Sunday, May 25, 2008

Are You Still Recovering From Childhood Music Lessons?

I often meet songwriters and players who tell me they took music lessons as a kid and hated it. That little old lady down the street who gave piano lessons, or the guy with all that hair from the local band who taught guitar at the neighborhood music store, may have done more harm than good. I’ve heard stories of people who were told they “had no musical aptitude” or “just didn’t have the talent” as if to play music you needed to be touched from above. Or the teacher had an ironclad method that they insisted upon, whether it involved mastering “Fur Elise” or “Smoke On The Water” before you could move on to something more in line with what you wanted to learn.

First of all, let me be clear: methods are useful tools, and I’m not suggesting that some people aren’t given great gifts or that learning an instrument doesn’t require a set of concrete skills. But in my twenty years of teaching music, I’ve come to believe that the gift is in how quickly you understand, absorb, and learn to master those skills, and the method needs to reflect and be based upon the learning style and goals of the student. In other words, my job as a teacher is not just to show you how to do things but to figure out how you learn and deliver the information accordingly. And if that little old lady or the shaggy guy from the music store didn’t see it that way, you would be unlikely to learn much from them, and you probably don’t have the most positive memory of "music lessons".

But music is probably pretty important to you if you’re reading this right now. And because lessons are not the only way we learn to make music, you may have been writing, singing, or playing (or all three) for years now and are good enough at it to be seriously pursuing a career as a performing artist and/or songwriter. But because there’s always something new to learn, you may have come to feel that some sort of lessons might be a good idea, IF you could find a teacher that wasn’t going to make you repeat that childhood experience.

All my best teachers were the ones who could show me not just where to put my fingers but also how to think about and hear what I was doing. Their teaching transcended the nuts and bolts of playing the instrument..... and realistically if you practice regularly, as I was, that part takes care of itself. If you go to the gym every day and work out, you will get stronger, it can’t NOT work. They were not just teachers but coaches, in the sense that they helped me identify and bring out my strengths while recognizing and addressing my weaknesses. So I’m suggesting that if you’re looking to grow as an instrumentalist, writer, or artist, what you need is not “music lessons” but performance coaching.

We all have a process for developing and refining new material. If you're formally trained or just very organized it might be a very clear conscious series of steps, or it might just be a matter of exploring and changing things until they feel right.
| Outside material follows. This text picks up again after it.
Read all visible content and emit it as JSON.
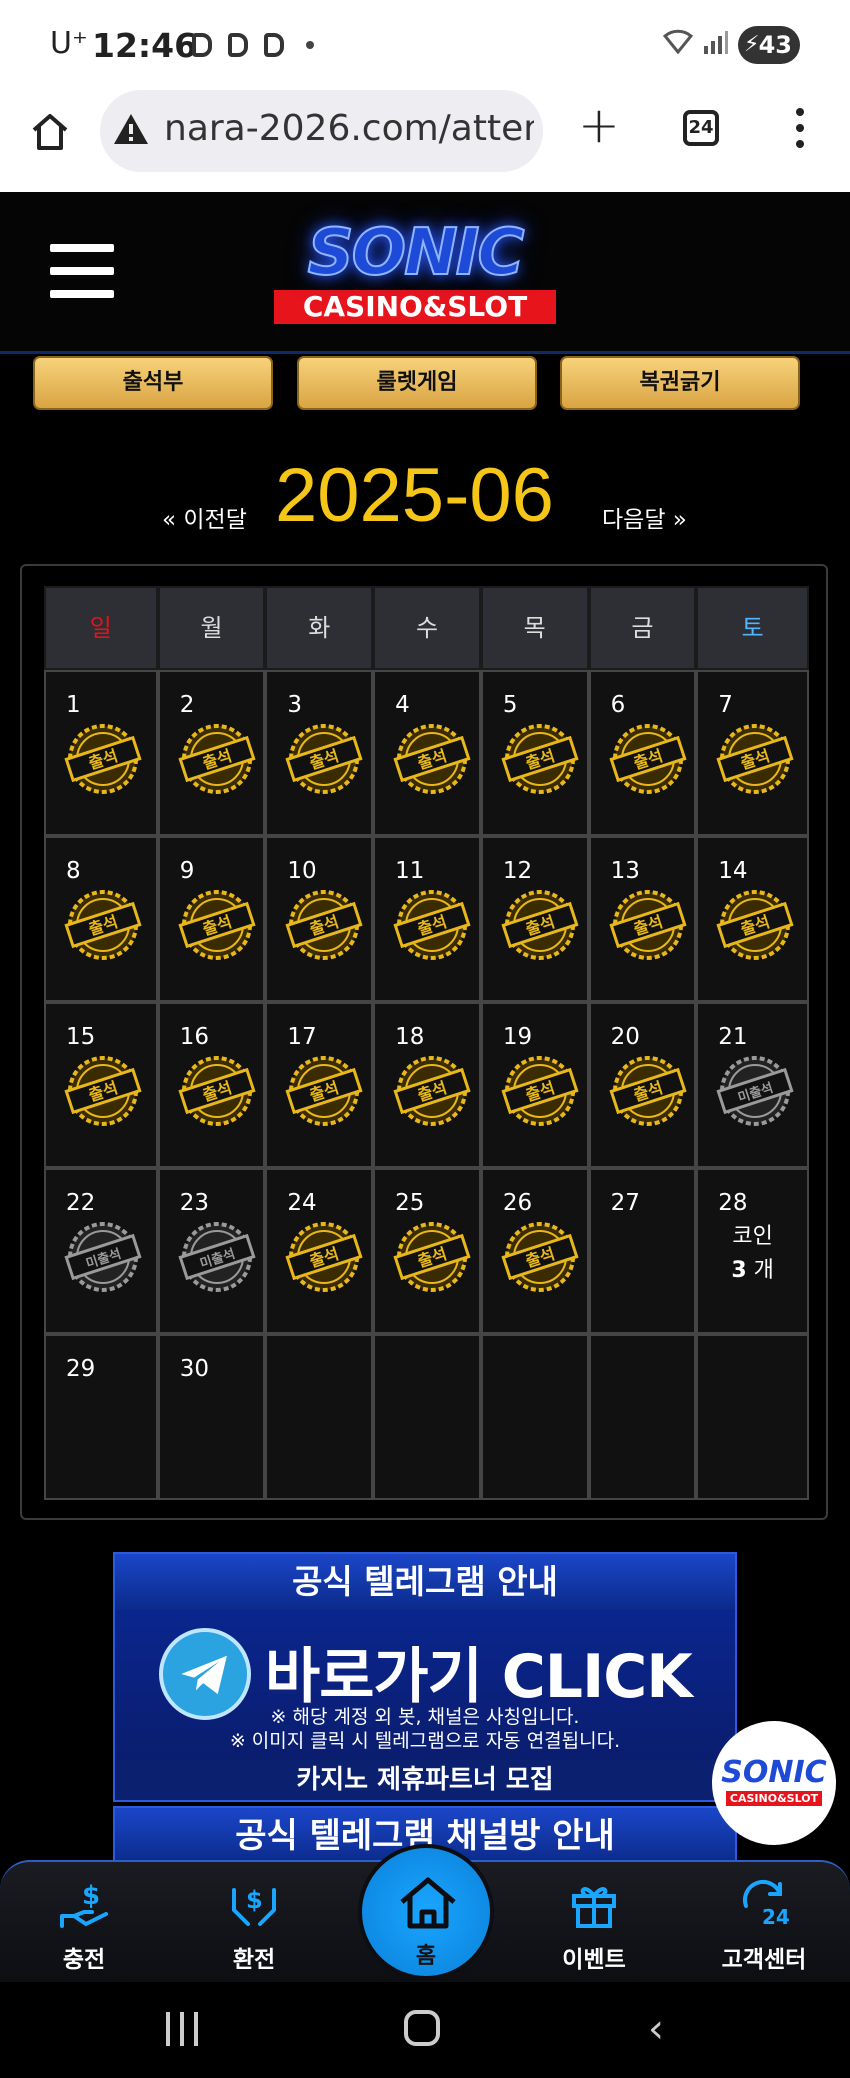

Then once we feel like we’ve got it where we want it, we start looking for feedback.....from other writers and performers, from friends and family, from teachers, and of course from pros in the industry we're all trying to break into. Some of it carries a whole lot of weight and some of it doesn't, depending on the source; then most of us file that information away in our heads and decide later on whether it rings true. I think that's the right approach, because a lot of the feedback we get is almost purely subjective....what we're being told is whether someone likes what we do or not. There might be concrete information we're being given, and it's up to us to decide how much value it has, but ultimately the feedback is the answer to a yes or no question: do you (the listener) like this song/performance/artist or not?

All of that's important.....if NO one likes what you're doing, you should probably go back to the drawing board, so to speak....and if the feedback is almost entirely positive that's obviously proof that you're on to something. But most of us live in the middle ground between those two extremes: we get positives AND negatives, which makes it a little more difficult to decide what’s valuable and what isn’t. And if we’re in agreement that much of what we do get is primarily subjective opinion, it's hard to know whether we can really use it to hone and refine what we do.

I’m suggesting that a great teacher is able to help you sort that out by accomplishing three things.

1. Identifying realistically and clearly who you are and want to be as a person and artist.

2. Defining as specifically as possible where your strengths and weaknesses are.

3. Devising ways to brings out your strengths and develop your weaknesses in a way that works for you and the way you learn.

I believe that all three of these points can be discussed in a way that focuses more on concrete things and less on subjective likes and dislikes. Speaking for myself, when a student brings in a song I don’t offer any commentary on whether I like it or not, because I don’t feel that’s important to our interaction. What IS important is whether the song is communicating what its writer intended, and whether the performance is helping to put that message across.

So f you are looking to study with someone, think about this article and the three points I just outlined when you evaluate whether that teacher is right for you. And if you’ve found the right person you’ll walk away from the experience a better writer, player, and performer, and hopefully with a better feeling about music lessons than you had as a child.